軌跡~ある教員サークルの興亡~33
仕方なく、追いつくよりも見失わないことを最優先にします。
時折、背の高い人が間に入ると、つま先立ちで背を高くして視界を確保しました。
中学一年の時に散々チビとしていたぶられたのが嫌で、靴の中で背伸びをして身長を稼いだ経験が生かされました。
まさか後に、尾行でその経験が役立つとは思いもしませんでしたが。
そのように、自分の持てる能力を余すところなく発揮し、歩行者天国となっている商店街まで到達しました。
人の流れは、盛り場や種々のショップ、鉄道の駅、バスターミナルへと分散します。
追いつくならここだと、一気に足の回転を上げました。
十五メートル、十メートルと近付き、白山さんと自分との間に通行人が二人いるだけの距離になった時、ようやく我に返りました。
このまま追いついて後ろから声を掛けるのは、不自然過ぎるのではないか。
四年前に面倒を見た生徒の一人に付きまとわれ、待ち伏せされ、尾行された挙句に、プライベートな無防備の瞬間に声を掛けられる。
白山さんの立場に自分を置き換えて想像すると、気持ち悪い以外のなにものでもありません。
そう考えると、せかせか動かしていた足の速度が自然と落ちました。
同時に、せき止められていた水が流れ出すかのように、自分の中から白山さんへの思慕の念が町の喧騒に溶けだしていくのを感じました。
不思議です。
四年にわたる長期間、ずっと想い続けていた人にやっと追いつける地点まで来たところで、その恋心が嵐の中の花びらのようにあっけなく散ってしまうとは。
当時の気持ちをうまく言い表すことができません。
無理に言葉にすると、「一つの時代が終わった」、そんな風になります。
惰性で止まっていなかった足は、なおも白山さんの後ろをついていっていますが、距離は随分離れました。
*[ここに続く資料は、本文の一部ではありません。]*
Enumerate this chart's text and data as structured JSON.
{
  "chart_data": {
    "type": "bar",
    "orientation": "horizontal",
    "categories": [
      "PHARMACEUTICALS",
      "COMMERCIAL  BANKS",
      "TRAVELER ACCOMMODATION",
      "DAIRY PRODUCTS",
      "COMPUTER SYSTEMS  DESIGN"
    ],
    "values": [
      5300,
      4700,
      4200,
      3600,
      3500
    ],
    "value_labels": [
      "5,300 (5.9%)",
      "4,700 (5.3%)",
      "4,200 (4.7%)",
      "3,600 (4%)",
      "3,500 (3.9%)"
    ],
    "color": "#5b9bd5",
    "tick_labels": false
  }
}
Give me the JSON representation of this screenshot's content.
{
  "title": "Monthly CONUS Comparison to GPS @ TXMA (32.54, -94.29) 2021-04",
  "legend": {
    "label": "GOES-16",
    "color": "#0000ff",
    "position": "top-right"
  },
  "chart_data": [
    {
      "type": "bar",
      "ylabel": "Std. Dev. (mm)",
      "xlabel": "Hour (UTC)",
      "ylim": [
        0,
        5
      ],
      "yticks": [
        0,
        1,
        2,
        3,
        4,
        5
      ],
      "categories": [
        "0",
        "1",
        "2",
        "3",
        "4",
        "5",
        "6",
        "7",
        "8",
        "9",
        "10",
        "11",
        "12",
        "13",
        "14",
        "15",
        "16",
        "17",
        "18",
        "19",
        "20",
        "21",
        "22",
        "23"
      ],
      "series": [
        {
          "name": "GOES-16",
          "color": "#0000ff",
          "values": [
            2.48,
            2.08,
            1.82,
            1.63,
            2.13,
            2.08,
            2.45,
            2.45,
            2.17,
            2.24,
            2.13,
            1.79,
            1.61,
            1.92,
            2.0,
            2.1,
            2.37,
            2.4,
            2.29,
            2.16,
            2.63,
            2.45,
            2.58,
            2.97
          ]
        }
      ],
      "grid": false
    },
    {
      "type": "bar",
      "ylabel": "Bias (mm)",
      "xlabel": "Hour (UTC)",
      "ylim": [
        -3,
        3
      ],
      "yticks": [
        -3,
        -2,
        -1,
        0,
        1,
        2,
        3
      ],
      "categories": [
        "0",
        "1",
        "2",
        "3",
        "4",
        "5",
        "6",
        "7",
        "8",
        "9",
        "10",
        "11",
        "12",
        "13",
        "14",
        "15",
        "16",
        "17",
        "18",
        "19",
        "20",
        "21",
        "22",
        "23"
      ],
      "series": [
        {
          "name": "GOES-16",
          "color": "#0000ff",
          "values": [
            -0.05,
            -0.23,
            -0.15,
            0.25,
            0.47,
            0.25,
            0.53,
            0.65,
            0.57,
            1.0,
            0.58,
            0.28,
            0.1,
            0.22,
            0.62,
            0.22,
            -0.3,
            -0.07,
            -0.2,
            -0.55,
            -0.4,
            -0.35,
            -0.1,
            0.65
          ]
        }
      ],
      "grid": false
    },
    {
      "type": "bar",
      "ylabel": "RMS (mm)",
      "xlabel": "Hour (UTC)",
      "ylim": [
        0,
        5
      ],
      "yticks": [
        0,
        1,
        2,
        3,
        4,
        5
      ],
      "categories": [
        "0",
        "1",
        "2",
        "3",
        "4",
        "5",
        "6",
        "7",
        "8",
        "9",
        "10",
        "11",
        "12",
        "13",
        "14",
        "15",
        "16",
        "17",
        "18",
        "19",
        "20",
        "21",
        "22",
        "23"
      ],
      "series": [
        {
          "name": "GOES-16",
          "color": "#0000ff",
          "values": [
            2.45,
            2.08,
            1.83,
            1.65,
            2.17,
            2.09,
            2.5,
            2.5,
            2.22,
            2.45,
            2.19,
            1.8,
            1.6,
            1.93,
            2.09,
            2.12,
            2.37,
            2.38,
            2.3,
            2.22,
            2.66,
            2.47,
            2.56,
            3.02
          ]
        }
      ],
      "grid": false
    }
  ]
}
そして、彼女がブックオフに入り、あらかじめ読もうと決めていたのか、迷うことなく少女漫画のコーナーへ向かうのを見たところでついに尾行は途切れました。
店の近くまで行き、窓越しに白山さんの横顔を見ると、自分は日が長くなって必要以上に明るく感じられる夕方の町を疲れるまで歩き続けました。